Friday, June 23, 2017

Jon Ossoff: Nobody Buying Pathetic Democratic Hokum


BostonGlobe |  Probably the most humiliating thing about the Georgia loss is that tactically there wasn’t much else they could have done. Yes, it would have been nice if their candidate, Jon Ossoff, wasn’t a baby-faced 30-year-old who didn’t technically live in the district. Yes, it would have been helpful if he had a positive message of his own, and not just an anti-Trump one.

But Ossoff raised more money than any other candidate running for Congress in the history of the United States. He ran endless numbers of television ads. He had thousands of volunteers that came in to campaign for him from across the country. Even more of them were making phone calls for him from wherever they lived. On the campaign trail he didn’t make any real damaging verbal mistakes.

And yet in contest that Democrats called a referendum on Trump, Handel’s 4-point win over Ossoff was 1.5 percentage points higher than Trump’s victory there last November.

They fought the wrong race
Adding to Democratic frustrations Tuesday night was the logic that they may have focused too heavily on the wrong race.
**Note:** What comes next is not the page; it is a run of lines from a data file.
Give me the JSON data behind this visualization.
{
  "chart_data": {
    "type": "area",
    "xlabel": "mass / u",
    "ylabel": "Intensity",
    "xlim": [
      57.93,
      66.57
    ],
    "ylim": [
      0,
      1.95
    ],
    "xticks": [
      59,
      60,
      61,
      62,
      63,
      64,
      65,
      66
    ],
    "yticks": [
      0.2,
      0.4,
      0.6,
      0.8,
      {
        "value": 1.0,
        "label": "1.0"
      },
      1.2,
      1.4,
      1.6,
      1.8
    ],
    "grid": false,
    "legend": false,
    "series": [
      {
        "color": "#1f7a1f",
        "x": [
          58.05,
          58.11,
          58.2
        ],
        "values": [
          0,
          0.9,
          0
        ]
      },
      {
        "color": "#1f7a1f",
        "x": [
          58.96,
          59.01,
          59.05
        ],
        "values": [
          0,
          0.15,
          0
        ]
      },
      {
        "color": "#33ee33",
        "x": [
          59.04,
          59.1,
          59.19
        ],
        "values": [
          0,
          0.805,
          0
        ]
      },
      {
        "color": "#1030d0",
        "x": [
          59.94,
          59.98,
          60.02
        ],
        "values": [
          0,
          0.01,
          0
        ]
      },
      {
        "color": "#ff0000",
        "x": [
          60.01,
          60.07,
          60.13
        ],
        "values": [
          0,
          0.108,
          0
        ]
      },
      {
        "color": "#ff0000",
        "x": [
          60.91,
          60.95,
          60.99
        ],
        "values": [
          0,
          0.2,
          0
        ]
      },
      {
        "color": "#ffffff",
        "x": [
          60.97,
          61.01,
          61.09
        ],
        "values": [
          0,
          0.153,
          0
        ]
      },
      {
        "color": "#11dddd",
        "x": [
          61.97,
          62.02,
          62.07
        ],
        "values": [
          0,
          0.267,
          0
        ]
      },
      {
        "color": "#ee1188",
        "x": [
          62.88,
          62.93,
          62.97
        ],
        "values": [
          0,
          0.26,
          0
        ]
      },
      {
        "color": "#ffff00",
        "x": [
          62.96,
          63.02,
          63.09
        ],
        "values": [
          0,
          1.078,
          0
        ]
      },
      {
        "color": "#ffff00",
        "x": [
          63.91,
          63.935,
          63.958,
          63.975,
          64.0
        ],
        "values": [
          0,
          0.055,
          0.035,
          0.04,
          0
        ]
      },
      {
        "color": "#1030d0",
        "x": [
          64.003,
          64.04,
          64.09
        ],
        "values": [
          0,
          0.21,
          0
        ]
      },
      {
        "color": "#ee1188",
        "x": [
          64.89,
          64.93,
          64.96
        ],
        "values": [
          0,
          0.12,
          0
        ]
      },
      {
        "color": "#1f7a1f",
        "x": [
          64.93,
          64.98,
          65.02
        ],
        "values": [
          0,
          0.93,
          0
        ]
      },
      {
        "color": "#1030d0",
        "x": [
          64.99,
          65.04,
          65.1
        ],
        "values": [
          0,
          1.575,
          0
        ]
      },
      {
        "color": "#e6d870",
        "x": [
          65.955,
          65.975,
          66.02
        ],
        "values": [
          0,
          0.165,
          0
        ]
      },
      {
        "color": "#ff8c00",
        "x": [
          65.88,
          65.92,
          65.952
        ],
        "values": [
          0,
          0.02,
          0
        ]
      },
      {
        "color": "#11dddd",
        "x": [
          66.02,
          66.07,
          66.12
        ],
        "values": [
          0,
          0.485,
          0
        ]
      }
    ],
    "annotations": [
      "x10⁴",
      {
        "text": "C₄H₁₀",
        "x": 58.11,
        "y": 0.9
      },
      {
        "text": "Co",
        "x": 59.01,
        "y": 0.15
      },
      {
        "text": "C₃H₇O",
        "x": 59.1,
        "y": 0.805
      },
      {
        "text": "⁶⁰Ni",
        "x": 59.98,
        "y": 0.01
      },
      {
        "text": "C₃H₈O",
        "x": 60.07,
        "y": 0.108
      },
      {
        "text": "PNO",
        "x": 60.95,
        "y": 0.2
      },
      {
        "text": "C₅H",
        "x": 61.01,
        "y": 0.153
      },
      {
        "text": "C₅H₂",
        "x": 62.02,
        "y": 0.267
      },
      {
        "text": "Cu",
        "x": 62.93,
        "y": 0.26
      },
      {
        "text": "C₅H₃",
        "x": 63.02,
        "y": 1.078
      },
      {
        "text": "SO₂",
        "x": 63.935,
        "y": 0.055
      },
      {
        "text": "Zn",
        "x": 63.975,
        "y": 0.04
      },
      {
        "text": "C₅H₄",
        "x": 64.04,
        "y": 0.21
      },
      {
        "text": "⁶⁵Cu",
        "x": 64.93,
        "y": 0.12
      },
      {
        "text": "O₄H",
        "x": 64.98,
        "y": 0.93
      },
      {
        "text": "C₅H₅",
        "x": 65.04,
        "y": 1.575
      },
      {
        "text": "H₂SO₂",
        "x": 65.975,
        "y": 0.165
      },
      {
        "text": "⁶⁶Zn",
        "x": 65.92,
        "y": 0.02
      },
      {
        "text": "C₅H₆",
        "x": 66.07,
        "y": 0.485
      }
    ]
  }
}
The real surprise of the night was just how competitive another special election held Tuesday — that one in South Carolina — had become. The South Carolina race, in a district to replace Trump’s budget chief, could have used more attention.

Yes, in South Carolina the Republican ultimately won, but he did so by just 3 percentage points. This contest wasn’t even supposed to be close, and yet the loss there was less extreme than the one in Georgia.

There are many Democrats saying that spending in Georgia had reached its saturation point weeks if not months ago. Had the party instead sent more of its dollars to South Carolina, it just might have snuck in an upset.

The wounds of the 2016 primary are back
When there’s a win, everyone takes the credit. When there’s a loss, everyone starts pointing fingers.
So it was with Tuesday night that the blame game started immediately after it was clear they had lost both seats, particularly the one in Georgia. The Democratic Party still hasn’t found a way to come together after the divisions created in the 2016 presidential primary between Clinton and Bernie Sanders. These new loses only re-opened these wounds.

Liberal groups like Vermont-based Democracy for America repeated lines so familiar, they could have come after Clinton’s loss in the general election.

“The same, tired centrist Democratic playbook that has come up short cycle after cycle will not suffice,” DFA chairman Jim Dean said in a statement.

Meanwhile those from the Clinton wing only reaffirmed their commitment that these elections are hard to win. Now is not the time, they said, to move even further left in picking Democratic nominees from the so-called Sanders wing of the party.

It is not a matter of who is correct. The real point is that after Tuesday night, Democrats are right back to where they were in November.